Moreover, unlike Americans, Soviet people didn’t need to be convinced that the virus could affect anyone. That was a huge advantage. But instead, they chose a strategy of silence and censorship. The decree “On Measures for the Prevention of HIV Infection” wasn’t issued until 1987.

Suverina: [In the late 1980s], the USSR banned the sale of disposable syringes without a prescription. In the late Soviet system, there were occasional flashes of rationality regarding HIV, but I agree that time was lost. Initially, the strategy was: “Why burden doctors with unnecessary information? We won’t have any HIV here.”

But when they realized it would come — that it already had arrived (HIV cases were snowballing) — they launched courses for doctors and organized laboratories. Sounds good, right? Except only some doctors responded to this initiative responsibly, while others decided: “Why do we need this? We’re out here, minding our own business. To hell with your Moscow AIDS.”

The same happened with the labs. They couldn’t open an AIDS prevention center in Tashkent because the local water utility couldn’t find time to connect the water supply. In Odesa, a laboratory for HIV diagnostics was shut down two months after opening when the sanitary and epidemiological station director claimed that the lab failed to meet public safety standards. (In reality, he didn’t like how close the lab was to a facility manufacturing components for blood transfusion medicines.)

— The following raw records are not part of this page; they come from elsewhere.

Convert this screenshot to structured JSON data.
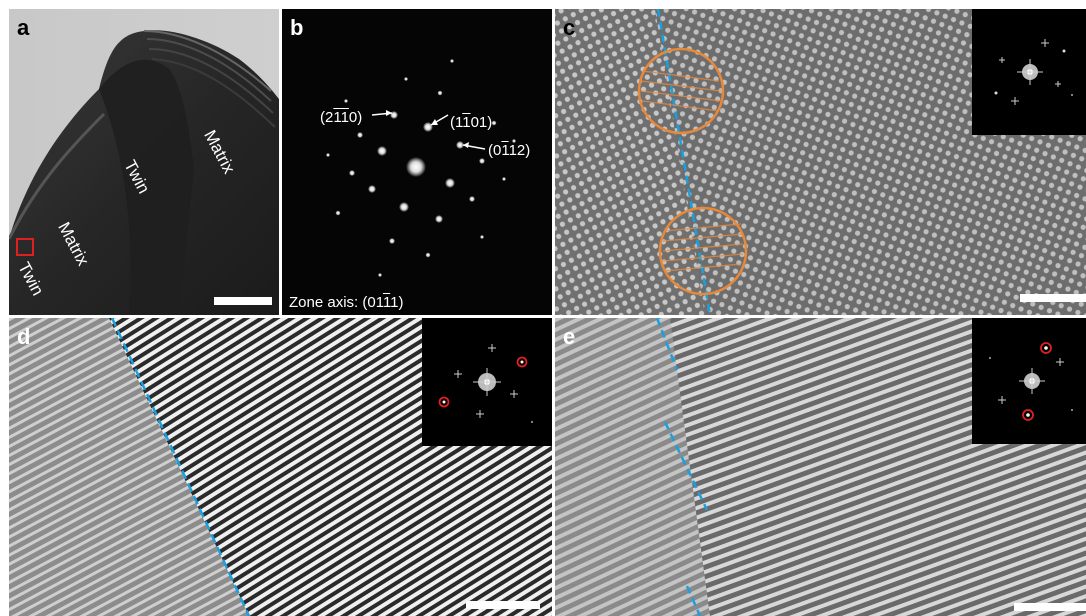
{
  "panels": {
    "a": {
      "label": "a",
      "regions": [
        "Twin",
        "Matrix",
        "Twin",
        "Matrix"
      ]
    },
    "b": {
      "label": "b",
      "spots": [
        {
          "pre": "(2",
          "o1": "1",
          "mid": "",
          "o2": "1",
          "post": "0)"
        },
        {
          "pre": "(1",
          "o1": "1",
          "mid": "",
          "o2": "",
          "post": "01)"
        },
        {
          "pre": "(0",
          "o1": "1",
          "mid": "",
          "o2": "",
          "post": "12)"
        }
      ],
      "zone": {
        "pre": "Zone axis: (01",
        "o1": "1",
        "post": "1)"
      }
    },
    "c": {
      "label": "c"
    },
    "d": {
      "label": "d"
    },
    "e": {
      "label": "e"
    }
  },
  "colors": {
    "boundary": "#1aa0e0",
    "circle": "#e8893a",
    "fft_mask": "#e02020",
    "square": "#e02020"
  }
}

At Sokolina Gora [in Moscow], in the country’s biggest laboratory, equipment wasn’t sterilized, single-use supplies weren’t discarded, and protective clothing for staff didn’t meet regulations. Basically, the system was on its last legs.

— You argue that one of the under-appreciated reasons people became disillusioned with the Soviet system was the HIV epidemic. Currently, according to the World Health Organization’s classification, Russia is experiencing a generalized HIV epidemic, and the virus continues to spread at one of the highest rates in the world.

One of the figures in your book is Vadim Pokrovsky, a member of the Russian Academy of Sciences who’s spent years urging changes to the state’s approach to combating the virus. Are there parallels between the USSR and modern Russia? What are the chances that the HIV epidemic could become one of the reasons for Russians’ disillusionment with the current system?

Suverina: Historical parallels are, after all, just parallels. Most of them boil down to guesswork and have little to do with reality. Soviet society was atomized, and HIV, along with the efforts to combat it and learn about it, in some ways helped to unite that society. Russian society today seems no less atomized, but what could unite it now? I’m afraid even to imagine.

Roldugina: People had hope back then despite how hard things were. They believed in the future. You could really sense it with the start of Perestroika and Glasnost. Now, nobody believes the state will fight for people living with HIV, much less fight for human life in general. Even if people put up with it, how can you expect anyone to become disillusioned with the system if nobody expects anything from it?